- A escassez de mão de obra qualificada e a pressão de custos ajudam a manter a construção civil brasileira sob desafio, mesmo com alta atividade no setor.
- A construção atingiu mais de 3 milhões de trabalhadores formais, o maior nível desde 2014, mas a oferta de profissionais não acompanha a demanda, especialmente para funções operacionais especializadas.
- Profissionais experientes passaram a negociar por produtividade ou por tarefa, elevando os custos de mão de obra e influenciando prazos e padrões de qualidade.
- A produtividade da construção caiu 20,4% nos últimos 30 anos, e o Custo Unitário Básico tem visto maior peso de mão de obra (close de 60%) em relação aos materiais (cerca de 40%).
- A economia global, com tensões geopolíticas e gargalos logísticos, eleva preços de insumos e fretes, impactando o INCC e os custos de obras.
A construção civil brasileira vive um paradoxo: atividade elevada, geração de empregos robusta, mas dificuldade crescente para contratar profissionais qualificados e controlar custos. O cenário impacta orçamentos, prazos e rentabilidade.
Especialistas apontam que a pressão não se resume a reajustes salariais. A soma de oferta restrita de mão de obra especializada e demanda elevada favorece negociações por produtividade e por tarefa, elevando o custo de produção.

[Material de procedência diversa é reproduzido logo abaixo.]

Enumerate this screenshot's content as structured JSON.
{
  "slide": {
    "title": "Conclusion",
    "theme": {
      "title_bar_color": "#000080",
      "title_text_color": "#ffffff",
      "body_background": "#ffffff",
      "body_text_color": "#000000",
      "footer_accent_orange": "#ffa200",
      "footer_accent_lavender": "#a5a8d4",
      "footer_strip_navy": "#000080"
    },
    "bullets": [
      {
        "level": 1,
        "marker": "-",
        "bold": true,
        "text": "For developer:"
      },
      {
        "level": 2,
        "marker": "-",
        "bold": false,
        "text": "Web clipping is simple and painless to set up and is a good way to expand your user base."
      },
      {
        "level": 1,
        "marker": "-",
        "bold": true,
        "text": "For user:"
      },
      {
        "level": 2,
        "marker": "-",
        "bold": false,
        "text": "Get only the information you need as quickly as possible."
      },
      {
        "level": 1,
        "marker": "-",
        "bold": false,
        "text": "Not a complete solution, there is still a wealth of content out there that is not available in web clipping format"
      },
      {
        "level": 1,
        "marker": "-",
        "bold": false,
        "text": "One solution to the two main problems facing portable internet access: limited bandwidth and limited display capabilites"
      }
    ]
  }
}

O setor já ultrapassou 3 milhões de trabalhadores formais no país, o maior patamar desde 2014, segundo a CBIC. Mesmo assim, empresas percebem que a oferta não acompanha a demanda por mestres de obras, pedreiros, carpinteiros e instaladores.
A transformação do mercado de trabalho amplia o poder de negociação de profissionais experientes, que escolhem projetos mais atrativos e elevam valores para atuar no canteiro. O efeito distorce o custo por hora e o custo unitário básico.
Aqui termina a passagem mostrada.